THE NEWBERG REPORT — April 24, 2008
The Rangers’ season begins in May.
Max’s career in organized ball is a week away from
beginning. When it came time to choose a
name for his Junior T-ball team, there was no question. And when it came time to decide what number would
adorn his Rangers jersey, of course, it was 10.
Three years and eight months ago, Texas won the first seven Ranger games of Max’s
life. He wasn’t yet walking the one time
since then that the club had a longer win streak than that one. The Rangers are 21 games under .500 in his lifetime
(though worse during Erica’s), have never finished higher than third in the
division, and have arguably gotten worse each season.
And he couldn’t be more proud to be a Ranger.
I take lessons from Max.
I know it would have been more difficult for me to be as proud as I am,
in times like this, to be a fan of this team, before we had kids. There are so many things I have more of because
of Erica and Max, among which is perspective.
For my kids, especially Max, what matters is the motion,
the pitch, the swing, the contact. The catch,
the throw, the slide.
Not the standings.
I’m not suggesting that I don’t care how this team fares,
how it competes. It means everything to
But my kids have taught me to see things, when it helps,
through their own eyes, and lately that’s been a real baseball blessing. For Max, every game is an event, an eagerly anticipated
event, another episode starring his heroes.
And you never know the ending.
I don’t really know what it must feel like to be Michele and
Bill Beavan right now, as their son Blake is on the verge of pitching in his
first professional game that counts. Or how
Chuck Morgan must feel now that his son, Kelley Gulledge, has fought his way
back to the minor leagues, sharing catching duties for AA Jacksonville in the Dodgers
system after toiling in the independent leagues since 2003.
But I have an idea, because Max is about to be on a team
for the first time.
Soon playing on a team will probably be as natural a part
of his routine as his daily insistence, when I leave for work, that when I get
back home we need to play baseball in the yard, as his daily excitement when I tell
him the game is about to start on the TV and radio, as his habit of wearing a
Rangers shirt and baseball pants and a Jason Botts wristband to pre-school.
When we get in the car to head out for our first practice
this weekend, with Max in his booster seat decked out in Rangers clothes and
cap, cradling a baseball in his well-broken-in Wilson, like he’s done so many
times, he probably won’t understand that what’s in store is something new. Baseball as a team sport has essentially been
a spectator’s experience for him, until now.
To play the game, an exercise he’s been obsessed with for a couple years
now, has rarely involved more than two or three others. That’s all about to change.
The stated purpose of the league we’re joining is “to
provide a fun, non-competitive environment for developing fundamental baseball
skills. Players should receive positive
reinforcement and be encouraged to do their best.

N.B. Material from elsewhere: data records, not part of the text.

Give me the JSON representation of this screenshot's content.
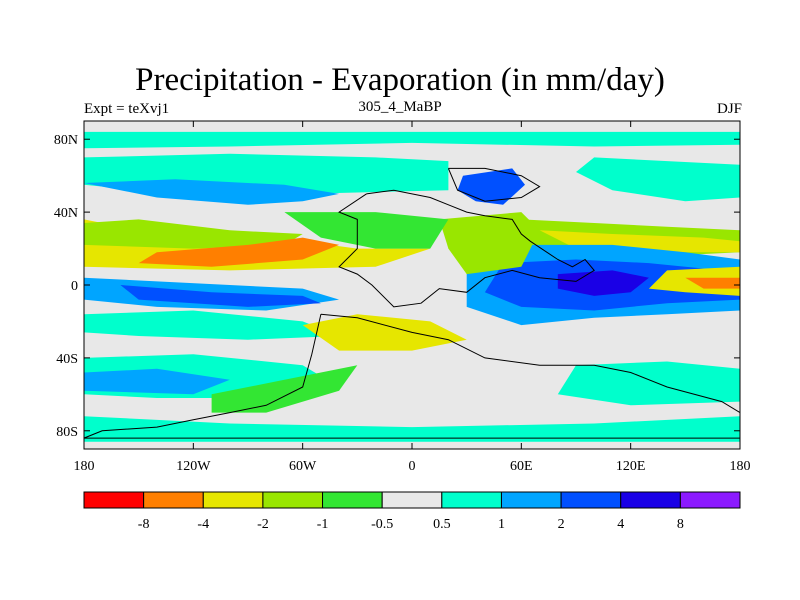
{
  "title": "Precipitation - Evaporation (in mm/day)",
  "left_label": "Expt = teXvj1",
  "center_label": "305_4_MaBP",
  "right_label": "DJF",
  "x_ticks": [
    {
      "value": -180,
      "label": "180"
    },
    {
      "value": -120,
      "label": "120W"
    },
    {
      "value": -60,
      "label": "60W"
    },
    {
      "value": 0,
      "label": "0"
    },
    {
      "value": 60,
      "label": "60E"
    },
    {
      "value": 120,
      "label": "120E"
    },
    {
      "value": 180,
      "label": "180"
    }
  ],
  "y_ticks": [
    {
      "value": 80,
      "label": "80N"
    },
    {
      "value": 40,
      "label": "40N"
    },
    {
      "value": 0,
      "label": "0"
    },
    {
      "value": -40,
      "label": "40S"
    },
    {
      "value": -80,
      "label": "80S"
    }
  ],
  "extent": {
    "lon": [
      -180,
      180
    ],
    "lat": [
      -90,
      90
    ]
  },
  "colorbar": {
    "colors": [
      "#ff0000",
      "#ff7f00",
      "#e6e600",
      "#99e600",
      "#33e633",
      "#e8e8e8",
      "#00ffcc",
      "#00a5ff",
      "#0050ff",
      "#1a00e6",
      "#8c1aff"
    ],
    "labels": [
      "-8",
      "-4",
      "-2",
      "-1",
      "-0.5",
      "0.5",
      "1",
      "2",
      "4",
      "8"
    ]
  },
  "map_colors": {
    "ocean_base": "#e8e8e8",
    "red": "#ff0000",
    "orange": "#ff7f00",
    "yellow": "#e6e600",
    "lime": "#99e600",
    "green": "#33e633",
    "cyan": "#00ffcc",
    "lightblue": "#00a5ff",
    "blue": "#0050ff",
    "darkblue": "#1a00e6"
  }
}
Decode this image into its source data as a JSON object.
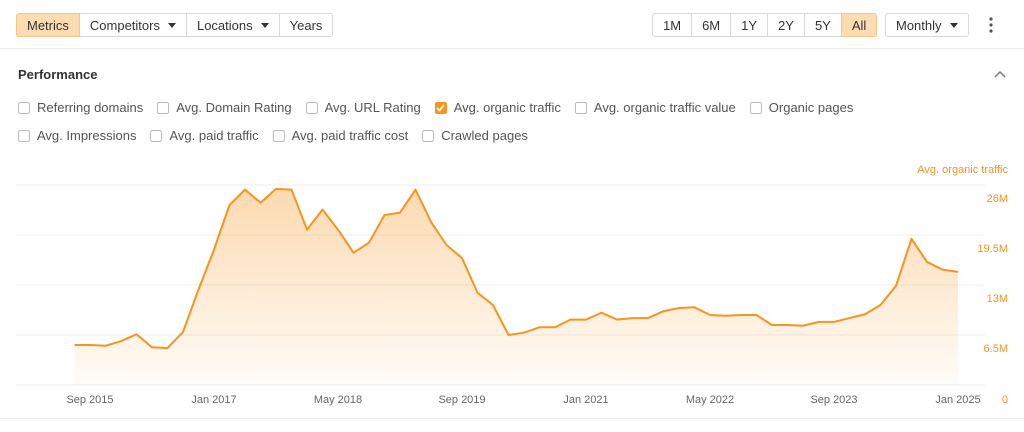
{
  "toolbar": {
    "tabs": [
      {
        "label": "Metrics",
        "active": true,
        "dropdown": false
      },
      {
        "label": "Competitors",
        "active": false,
        "dropdown": true
      },
      {
        "label": "Locations",
        "active": false,
        "dropdown": true
      },
      {
        "label": "Years",
        "active": false,
        "dropdown": false
      }
    ],
    "ranges": [
      {
        "label": "1M",
        "active": false
      },
      {
        "label": "6M",
        "active": false
      },
      {
        "label": "1Y",
        "active": false
      },
      {
        "label": "2Y",
        "active": false
      },
      {
        "label": "5Y",
        "active": false
      },
      {
        "label": "All",
        "active": true
      }
    ],
    "interval": "Monthly"
  },
  "section": {
    "title": "Performance"
  },
  "metrics": [
    [
      {
        "label": "Referring domains",
        "checked": false
      },
      {
        "label": "Avg. Domain Rating",
        "checked": false
      },
      {
        "label": "Avg. URL Rating",
        "checked": false
      },
      {
        "label": "Avg. organic traffic",
        "checked": true
      },
      {
        "label": "Avg. organic traffic value",
        "checked": false
      },
      {
        "label": "Organic pages",
        "checked": false
      }
    ],
    [
      {
        "label": "Avg. Impressions",
        "checked": false
      },
      {
        "label": "Avg. paid traffic",
        "checked": false
      },
      {
        "label": "Avg. paid traffic cost",
        "checked": false
      },
      {
        "label": "Crawled pages",
        "checked": false
      }
    ]
  ],
  "chart_data": {
    "type": "area",
    "categories": [
      null,
      "Sep 2015",
      null,
      null,
      null,
      null,
      null,
      null,
      null,
      "Jan 2017",
      null,
      null,
      null,
      null,
      null,
      null,
      null,
      "May 2018",
      null,
      null,
      null,
      null,
      null,
      null,
      null,
      "Sep 2019",
      null,
      null,
      null,
      null,
      null,
      null,
      null,
      "Jan 2021",
      null,
      null,
      null,
      null,
      null,
      null,
      null,
      "May 2022",
      null,
      null,
      null,
      null,
      null,
      null,
      null,
      "Sep 2023",
      null,
      null,
      null,
      null,
      null,
      null,
      null,
      "Jan 2025"
    ],
    "series": [
      {
        "name": "Avg. organic traffic",
        "color": "#f7941d",
        "values": [
          5200000,
          5200000,
          5100000,
          5700000,
          6600000,
          4900000,
          4800000,
          6900000,
          12400000,
          17600000,
          23400000,
          25400000,
          23700000,
          25500000,
          25400000,
          20200000,
          22800000,
          20200000,
          17200000,
          18500000,
          22100000,
          22400000,
          25400000,
          21200000,
          18200000,
          16500000,
          12000000,
          10400000,
          6500000,
          6800000,
          7500000,
          7500000,
          8500000,
          8500000,
          9400000,
          8500000,
          8700000,
          8700000,
          9600000,
          10000000,
          10100000,
          9100000,
          9000000,
          9100000,
          9100000,
          7800000,
          7800000,
          7700000,
          8200000,
          8200000,
          8700000,
          9200000,
          10400000,
          12900000,
          19000000,
          16000000,
          15000000,
          14700000
        ]
      }
    ],
    "ylim": [
      0,
      26000000
    ],
    "yticks": [
      0,
      {
        "value": 6500000,
        "label": "6.5M"
      },
      {
        "value": 13000000,
        "label": "13M"
      },
      {
        "value": 19500000,
        "label": "19.5M"
      },
      {
        "value": 26000000,
        "label": "26M"
      }
    ],
    "grid": true
  }
}
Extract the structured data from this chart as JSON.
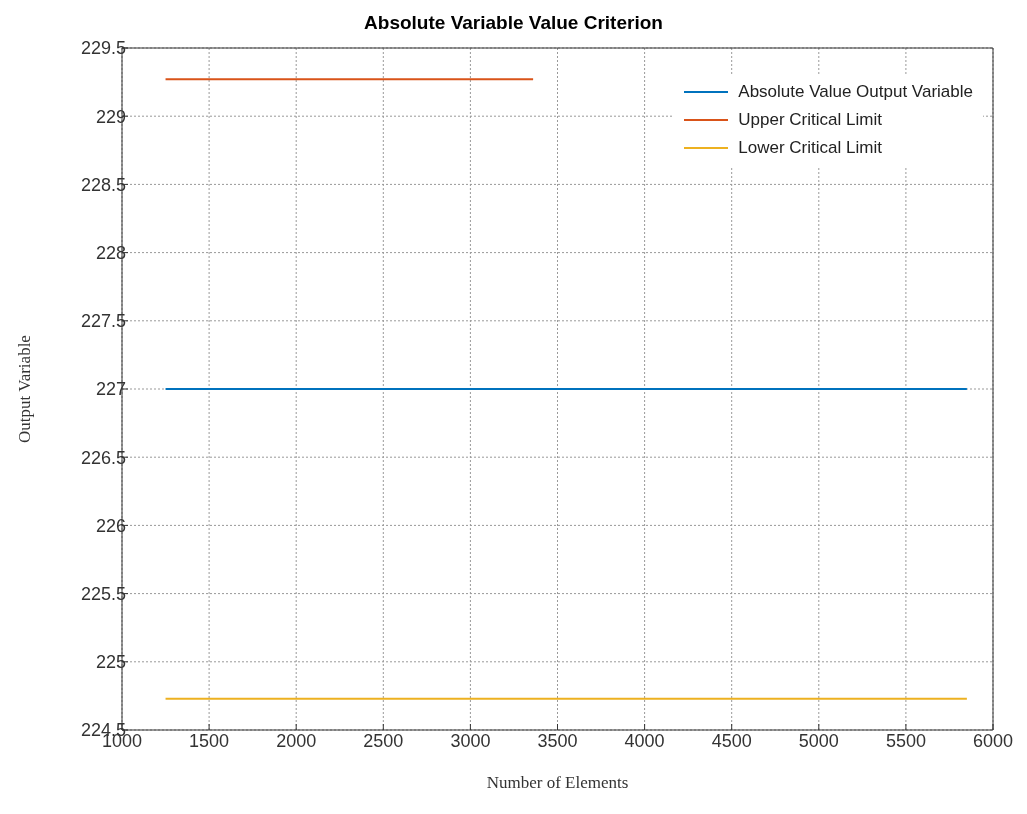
{
  "chart_data": {
    "type": "line",
    "title": "Absolute Variable Value Criterion",
    "xlabel": "Number of Elements",
    "ylabel": "Output Variable",
    "series": [
      {
        "name": "Absolute Value Output Variable",
        "color": "#0072bd",
        "x": [
          1250,
          5850
        ],
        "values": [
          227,
          227
        ]
      },
      {
        "name": "Upper Critical Limit",
        "color": "#d95319",
        "x": [
          1250,
          3360
        ],
        "values": [
          229.27,
          229.27
        ]
      },
      {
        "name": "Lower Critical Limit",
        "color": "#edb120",
        "x": [
          1250,
          5850
        ],
        "values": [
          224.73,
          224.73
        ]
      }
    ],
    "xlim": [
      1000,
      6000
    ],
    "xticks": [
      1000,
      1500,
      2000,
      2500,
      3000,
      3500,
      4000,
      4500,
      5000,
      5500,
      6000
    ],
    "ylim": [
      224.5,
      229.5
    ],
    "yticks": [
      224.5,
      225,
      225.5,
      226,
      226.5,
      227,
      227.5,
      228,
      228.5,
      229,
      229.5
    ],
    "grid": true,
    "legend": "top right",
    "marker": "none",
    "line_style": "solid"
  }
}
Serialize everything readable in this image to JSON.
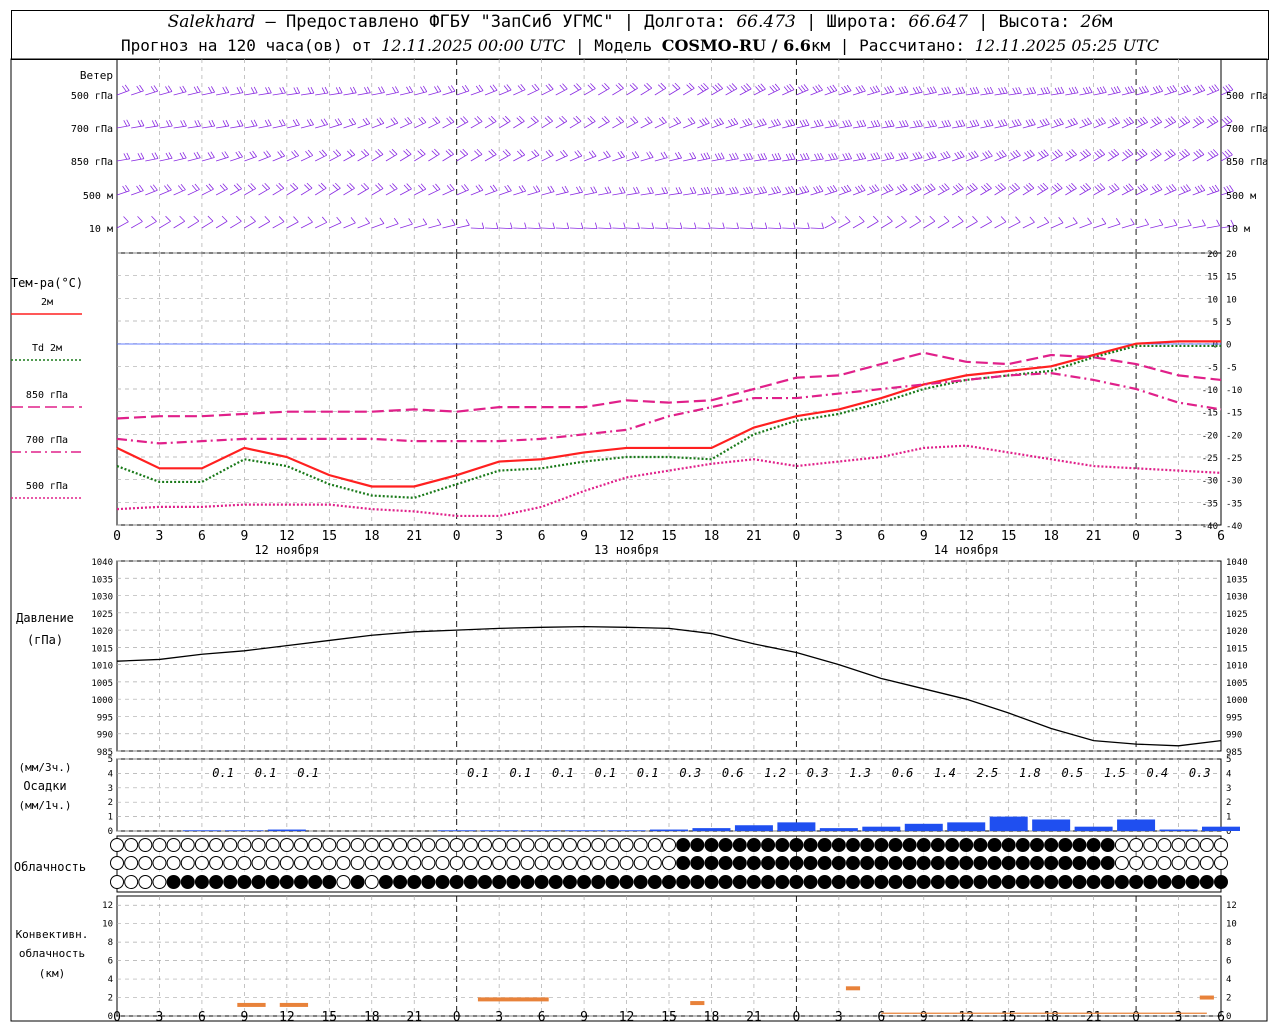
{
  "header": {
    "station": "Salekhard",
    "provider": " – Предоставлено ФГБУ \"ЗапСиб УГМС\" | Долгота: ",
    "lon": "66.473",
    "lat_label": " | Широта: ",
    "lat": "66.647",
    "alt_label": " | Высота: ",
    "alt": "26",
    "alt_unit": "м",
    "forecast_label": "Прогноз на 120 часа(ов) от ",
    "forecast_start": "12.11.2025 00:00 UTC",
    "model_label": " | Модель ",
    "model": "COSMO-RU / 6.6",
    "model_unit": "км",
    "calc_label": " | Рассчитано: ",
    "calc_time": "12.11.2025 05:25 UTC"
  },
  "wind_panel": {
    "title": "Ветер",
    "levels": [
      "500 гПа",
      "700 гПа",
      "850 гПа",
      "500 м",
      "10  м"
    ]
  },
  "temp_panel": {
    "title": "Тем-ра(°С)",
    "legend": [
      {
        "label": "2м",
        "color": "#ff2020",
        "dash": "solid"
      },
      {
        "label": "Td  2м",
        "color": "#1a7a1a",
        "dash": "dotted"
      },
      {
        "label": "850 гПа",
        "color": "#e0208a",
        "dash": "long-dash"
      },
      {
        "label": "700 гПа",
        "color": "#e0208a",
        "dash": "dash-dot"
      },
      {
        "label": "500 гПа",
        "color": "#e0208a",
        "dash": "dotted"
      }
    ],
    "yticks": [
      "20",
      "15",
      "10",
      "5",
      "0",
      "-5",
      "-10",
      "-15",
      "-20",
      "-25",
      "-30",
      "-35",
      "-40"
    ],
    "xticks": [
      "0",
      "3",
      "6",
      "9",
      "12",
      "15",
      "18",
      "21",
      "0",
      "3",
      "6",
      "9",
      "12",
      "15",
      "18",
      "21",
      "0",
      "3",
      "6",
      "9",
      "12",
      "15",
      "18",
      "21",
      "0",
      "3",
      "6"
    ],
    "day_labels": [
      "12 ноября",
      "13 ноября",
      "14 ноября"
    ]
  },
  "pressure_panel": {
    "title1": "Давление",
    "title2": "(гПа)",
    "yticks": [
      "1040",
      "1035",
      "1030",
      "1025",
      "1020",
      "1015",
      "1010",
      "1005",
      "1000",
      "995",
      "990",
      "985"
    ]
  },
  "precip_panel": {
    "unit1": "(мм/3ч.)",
    "title": "Осадки",
    "unit2": "(мм/1ч.)",
    "yticks": [
      "5",
      "4",
      "3",
      "2",
      "1",
      "0"
    ],
    "sums": [
      "0.1",
      "0.1",
      "0.1",
      "0.1",
      "0.1",
      "0.1",
      "0.1",
      "0.1",
      "0.3",
      "0.6",
      "1.2",
      "0.3",
      "1.3",
      "0.6",
      "1.4",
      "2.5",
      "1.8",
      "0.5",
      "1.5",
      "0.4",
      "0.3"
    ]
  },
  "cloud_panel": {
    "title": "Облачность"
  },
  "conv_panel": {
    "title1": "Конвективн.",
    "title2": "облачность",
    "title3": "(км)",
    "yticks": [
      "12",
      "10",
      "8",
      "6",
      "4",
      "2",
      "0"
    ],
    "xticks": [
      "0",
      "3",
      "6",
      "9",
      "12",
      "15",
      "18",
      "21",
      "0",
      "3",
      "6",
      "9",
      "12",
      "15",
      "18",
      "21",
      "0",
      "3",
      "6",
      "9",
      "12",
      "15",
      "18",
      "21",
      "0",
      "3",
      "6"
    ]
  },
  "colors": {
    "wind": "#8a2be2",
    "precip": "#1f4ff0",
    "conv": "#e8823a",
    "pressure": "#000000"
  },
  "chart_data": [
    {
      "type": "line",
      "title": "Тем-ра(°С)",
      "x_hours": [
        0,
        3,
        6,
        9,
        12,
        15,
        18,
        21,
        24,
        27,
        30,
        33,
        36,
        39,
        42,
        45,
        48,
        51,
        54,
        57,
        60,
        63,
        66,
        69,
        72,
        75,
        78
      ],
      "ylim": [
        -40,
        20
      ],
      "series": [
        {
          "name": "2м",
          "values": [
            -23,
            -27.5,
            -27.5,
            -23,
            -25,
            -29,
            -31.5,
            -31.5,
            -29,
            -26,
            -25.5,
            -24,
            -23,
            -23,
            -23,
            -18.5,
            -16,
            -14.5,
            -12,
            -9,
            -7,
            -6,
            -5,
            -2.5,
            0,
            0.5,
            0.5
          ]
        },
        {
          "name": "Td  2м",
          "values": [
            -27,
            -30.5,
            -30.5,
            -25.5,
            -27,
            -31,
            -33.5,
            -34,
            -31,
            -28,
            -27.5,
            -26,
            -25,
            -25,
            -25.5,
            -20,
            -17,
            -15.5,
            -13,
            -10,
            -8,
            -7,
            -6,
            -3,
            -0.5,
            -0.5,
            -0.5
          ]
        },
        {
          "name": "850 гПа",
          "values": [
            -16.5,
            -16,
            -16,
            -15.5,
            -15,
            -15,
            -15,
            -14.5,
            -15,
            -14,
            -14,
            -14,
            -12.5,
            -13,
            -12.5,
            -10,
            -7.5,
            -7,
            -4.5,
            -2,
            -4,
            -4.5,
            -2.5,
            -3,
            -4.5,
            -7,
            -8
          ]
        },
        {
          "name": "700 гПа",
          "values": [
            -21,
            -22,
            -21.5,
            -21,
            -21,
            -21,
            -21,
            -21.5,
            -21.5,
            -21.5,
            -21,
            -20,
            -19,
            -16,
            -14,
            -12,
            -12,
            -11,
            -10,
            -9,
            -8,
            -7,
            -6.5,
            -8,
            -10,
            -13,
            -14.5
          ]
        },
        {
          "name": "500 гПа",
          "values": [
            -36.5,
            -36,
            -36,
            -35.5,
            -35.5,
            -35.5,
            -36.5,
            -37,
            -38,
            -38,
            -36,
            -32.5,
            -29.5,
            -28,
            -26.5,
            -25.5,
            -27,
            -26,
            -25,
            -23,
            -22.5,
            -24,
            -25.5,
            -27,
            -27.5,
            -28,
            -28.5
          ]
        }
      ]
    },
    {
      "type": "line",
      "title": "Давление",
      "ylabel": "(гПа)",
      "x_hours": [
        0,
        3,
        6,
        9,
        12,
        15,
        18,
        21,
        24,
        27,
        30,
        33,
        36,
        39,
        42,
        45,
        48,
        51,
        54,
        57,
        60,
        63,
        66,
        69,
        72,
        75,
        78
      ],
      "ylim": [
        985,
        1040
      ],
      "series": [
        {
          "name": "Давление",
          "values": [
            1011,
            1011.5,
            1013,
            1014,
            1015.5,
            1017,
            1018.5,
            1019.5,
            1020,
            1020.5,
            1020.8,
            1021,
            1020.8,
            1020.5,
            1019,
            1016,
            1013.5,
            1010,
            1006,
            1003,
            1000,
            996,
            991.5,
            988,
            987,
            986.5,
            988
          ]
        }
      ]
    },
    {
      "type": "bar",
      "title": "Осадки",
      "ylabel": "(мм/1ч.)",
      "x_hours": [
        0,
        3,
        6,
        9,
        12,
        15,
        18,
        21,
        24,
        27,
        30,
        33,
        36,
        39,
        42,
        45,
        48,
        51,
        54,
        57,
        60,
        63,
        66,
        69,
        72,
        75,
        78
      ],
      "ylim": [
        0,
        5
      ],
      "values": [
        0,
        0,
        0.05,
        0.05,
        0.1,
        0,
        0,
        0,
        0.05,
        0.05,
        0.05,
        0.05,
        0.05,
        0.1,
        0.2,
        0.4,
        0.6,
        0.2,
        0.3,
        0.5,
        0.6,
        1.0,
        0.8,
        0.3,
        0.8,
        0.1,
        0.3
      ]
    },
    {
      "type": "bar",
      "title": "Конвективн. облачность",
      "ylabel": "(км)",
      "ylim": [
        0,
        13
      ],
      "segments": [
        {
          "from": 8.5,
          "to": 10.5,
          "height": 1.2
        },
        {
          "from": 11.5,
          "to": 13.5,
          "height": 1.2
        },
        {
          "from": 25.5,
          "to": 30.5,
          "height": 1.8
        },
        {
          "from": 40.5,
          "to": 41.5,
          "height": 1.4
        },
        {
          "from": 51.5,
          "to": 52.5,
          "height": 3.0
        },
        {
          "from": 76.5,
          "to": 77.5,
          "height": 2.0
        }
      ]
    }
  ]
}
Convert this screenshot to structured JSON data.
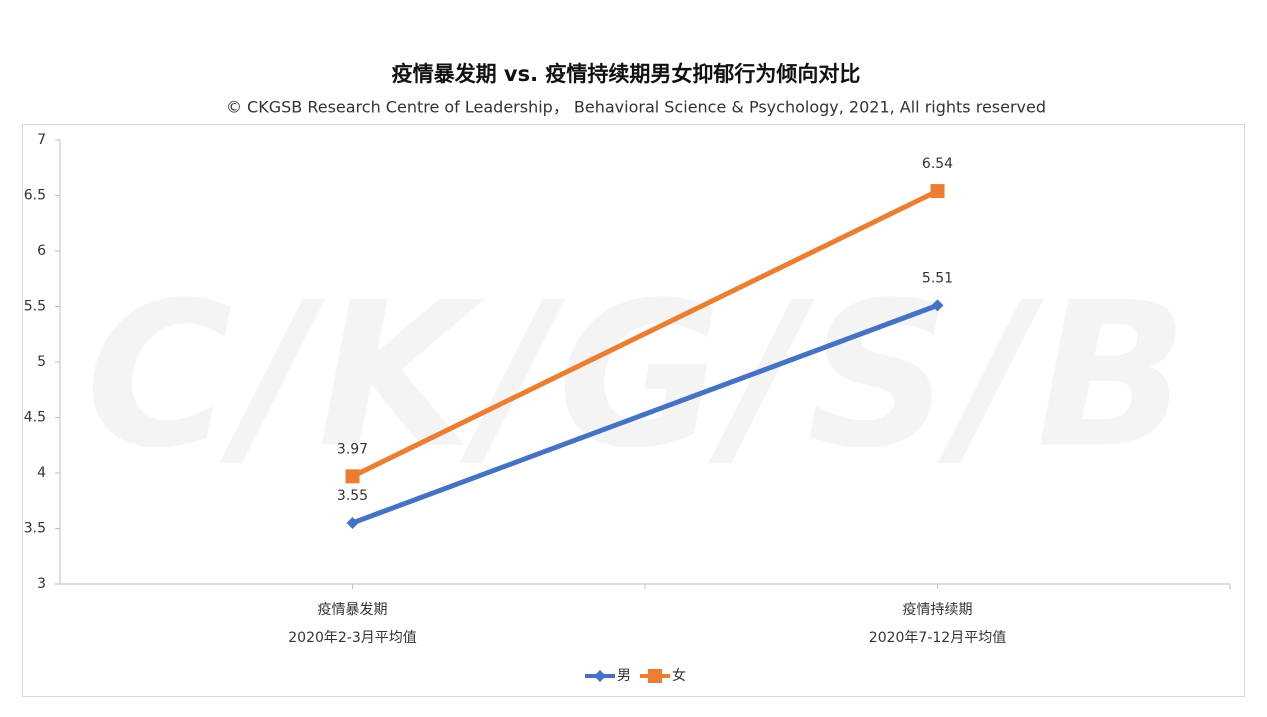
{
  "chart_data": {
    "type": "line",
    "title": "疫情暴发期 vs. 疫情持续期男女抑郁行为倾向对比",
    "subtitle": "© CKGSB Research Centre of Leadership， Behavioral Science & Psychology, 2021, All rights reserved",
    "watermark": "C/K/G/S/B",
    "categories": [
      [
        "疫情暴发期",
        "2020年2-3月平均值"
      ],
      [
        "疫情持续期",
        "2020年7-12月平均值"
      ]
    ],
    "series": [
      {
        "name": "男",
        "color": "#4472c4",
        "marker": "diamond",
        "values": [
          3.55,
          5.51
        ]
      },
      {
        "name": "女",
        "color": "#ed7d31",
        "marker": "square",
        "values": [
          3.97,
          6.54
        ]
      }
    ],
    "ylim": [
      3,
      7
    ],
    "yticks": [
      3,
      3.5,
      4,
      4.5,
      5,
      5.5,
      6,
      6.5,
      7
    ],
    "grid": false,
    "legend": "bottom"
  }
}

Standings, scores, and outs are not recorded.”
I wish the standings weren’t recorded for the big club
right now, or that the real Rangers’ season, like the T-ball version, wasn’t
set to kick off until May.
But Max’s excitement right now over the idea of getting to
play baseball games while wearing a Texas Rangers uniform labeled with Michael Young’s
number reminds me of what it was like 30 years ago for me, when the game, and
not so much the win-loss record, was the thing.
I can’t wait for the experience of watching Max become
part of a team, and seeing him grow in that environment. The added bonus that it will be a team whose caps
will say “T” and whose jerseys will say “Rangers” will make
it exponentially more special for him, which helps underscore for me the unshakable
fact that to love a team means that while frustrating streaks of bad results can
be grueling to fight through, it’s gonna be so stinkin’ great for those of us
sticking this out when things do eventually turn themselves around.